Nun steht der Oberbürgermeister von Teheran, Mohammad Bagher Ghalibaf, im Verdacht, Mitgliedern des Stadtrates Teherans und mehreren Stadtdirektoren zum günstigen Erwerb begehrter Grundstücke in Teheran verholfen zu haben. Nachdem sogar Namen und Einzelheiten publik geworden waren, schaltete Ghalibaf selbst die Justiz ein. Mehrere Nachrichtenagenturen, die Unterlagen veröffentlicht hatten, wurden vorläufig zurückgepfiffen, aber die Printmedien lassen in dieser Angelegenheit nicht locker.

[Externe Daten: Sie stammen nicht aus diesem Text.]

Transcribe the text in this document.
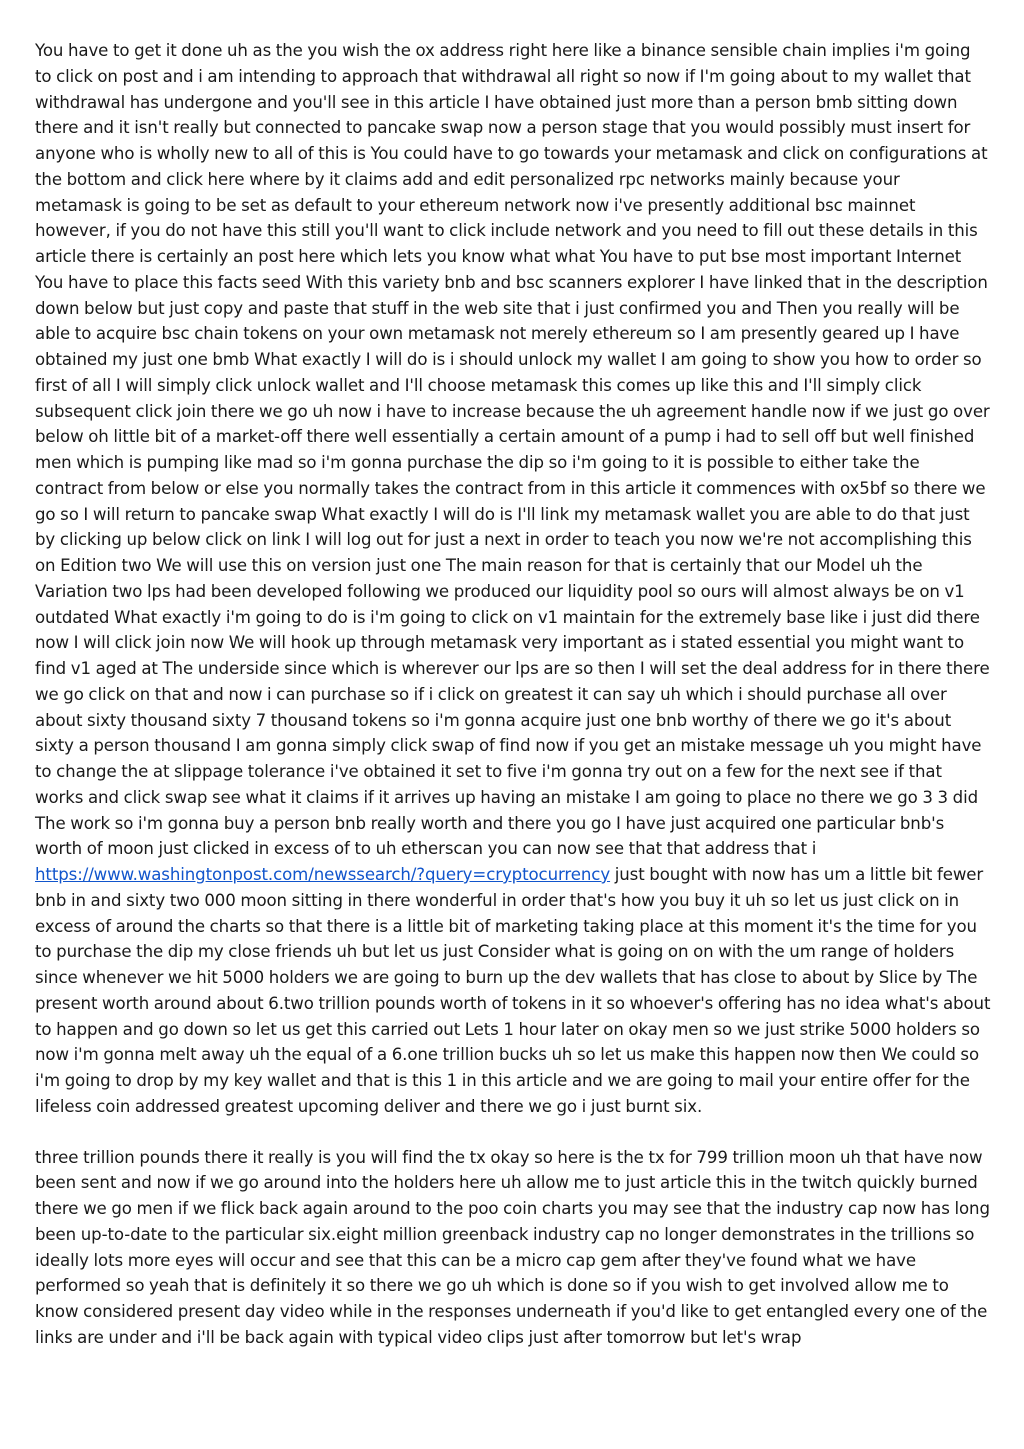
You have to get it done uh as the you wish the ox address right here like a binance sensible chain implies i'm going to click on post and i am intending to approach that withdrawal all right so now if I'm going about to my wallet that withdrawal has undergone and you'll see in this article I have obtained just more than a person bmb sitting down there and it isn't really but connected to pancake swap now a person stage that you would possibly must insert for anyone who is wholly new to all of this is You could have to go towards your metamask and click on configurations at the bottom and click here where by it claims add and edit personalized rpc networks mainly because your metamask is going to be set as default to your ethereum network now i've presently additional bsc mainnet however, if you do not have this still you'll want to click include network and you need to fill out these details in this article there is certainly an post here which lets you know what what You have to put bse most important Internet You have to place this facts seed With this variety bnb and bsc scanners explorer I have linked that in the description down below but just copy and paste that stuff in the web site that i just confirmed you and Then you really will be able to acquire bsc chain tokens on your own metamask not merely ethereum so I am presently geared up I have obtained my just one bmb What exactly I will do is i should unlock my wallet I am going to show you how to order so first of all I will simply click unlock wallet and I'll choose metamask this comes up like this and I'll simply click subsequent click join there we go uh now i have to increase because the uh agreement handle now if we just go over below oh little bit of a market-off there well essentially a certain amount of a pump i had to sell off but well finished men which is pumping like mad so i'm gonna purchase the dip so i'm going to it is possible to either take the contract from below or else you normally takes the contract from in this article it commences with ox5bf so there we go so I will return to pancake swap What exactly I will do is I'll link my metamask wallet you are able to do that just by clicking up below click on link I will log out for just a next in order to teach you now we're not accomplishing this on Edition two We will use this on version just one The main reason for that is certainly that our Model uh the Variation two lps had been developed following we produced our liquidity pool so ours will almost always be on v1 outdated What exactly i'm going to do is i'm going to click on v1 maintain for the extremely base like i just did there now I will click join now We will hook up through metamask very important as i stated essential you might want to find v1 aged at The underside since which is wherever our lps are so then I will set the deal address for in there there we go click on that and now i can purchase so if i click on greatest it can say uh which i should purchase all over about sixty thousand sixty 7 thousand tokens so i'm gonna acquire just one bnb worthy of there we go it's about sixty a person thousand I am gonna simply click swap of find now if you get an mistake message uh you might have to change the at slippage tolerance i've obtained it set to five i'm gonna try out on a few for the next see if that works and click swap see what it claims if it arrives up having an mistake I am going to place no there we go 3 3 did The work so i'm gonna buy a person bnb really worth and there you go I have just acquired one particular bnb's worth of moon just clicked in excess of to uh etherscan you can now see that that address that i https://www.washingtonpost.com/newssearch/?query=cryptocurrency just bought with now has um a little bit fewer bnb in and sixty two 000 moon sitting in there wonderful in order that's how you buy it uh so let us just click on in excess of around the charts so that there is a little bit of marketing taking place at this moment it's the time for you to purchase the dip my close friends uh but let us just Consider what is going on on with the um range of holders since whenever we hit 5000 holders we are going to burn up the dev wallets that has close to about by Slice by The present worth around about 6.two trillion pounds worth of tokens in it so whoever's offering has no idea what's about to happen and go down so let us get this carried out Lets 1 hour later on okay men so we just strike 5000 holders so now i'm gonna melt away uh the equal of a 6.one trillion bucks uh so let us make this happen now then We could so i'm going to drop by my key wallet and that is this 1 in this article and we are going to mail your entire offer for the lifeless coin addressed greatest upcoming deliver and there we go i just burnt six.

three trillion pounds there it really is you will find the tx okay so here is the tx for 799 trillion moon uh that have now been sent and now if we go around into the holders here uh allow me to just article this in the twitch quickly burned there we go men if we flick back again around to the poo coin charts you may see that the industry cap now has long been up-to-date to the particular six.eight million greenback industry cap no longer demonstrates in the trillions so ideally lots more eyes will occur and see that this can be a micro cap gem after they've found what we have performed so yeah that is definitely it so there we go uh which is done so if you wish to get involved allow me to know considered present day video while in the responses underneath if you'd like to get entangled every one of the links are under and i'll be back again with typical video clips just after tomorrow but let's wrap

Ghalibafs Wahl vor einem Jahr war umstritten, nachdem herausgekommen war, dass eine in letzter Minute geänderte Stimme einer Stadträtin den Ausschlag gegeben hatte. Die Affäre kommt den Konservativen sehr ungelegen: Sie waren dabei, die Regierung mit Vorwürfen über übermäßig hohe Gehälter von Bank- und Großfirmendirektoren in die Enge zu treiben. Wenn sich die Vorwürfe über Begünstigungen im Stadtrat bestätigen, kann Ghalibaf die Hoffnungen auf seinen dritten Anlauf auf den Präsidentenpalast wohl begraben.

Bürgermeisterinnen

Unabhängig von den politischen Grabenkämpfen erleben die Printmedien im Iran soeben eine neue Renaissance. Fast alle politischen Ereignisse, sogar brisante Themen – von der iranischen Sicherheitspolitik über Kritik ausländischer Medien am Iran bis hin zur Stellung der Frau in der Gesellschaft -, sind für liberale Blätter kein Tabu mehr. Parallel dazu wurden in mehreren Städten von den Gemeinderäten Frauen als Bürgermeisterinnen gewählt: eine Herausforderung der Familienpolitik der Konservativen. (Amir Loghmany aus Teheran, 14.9.2016)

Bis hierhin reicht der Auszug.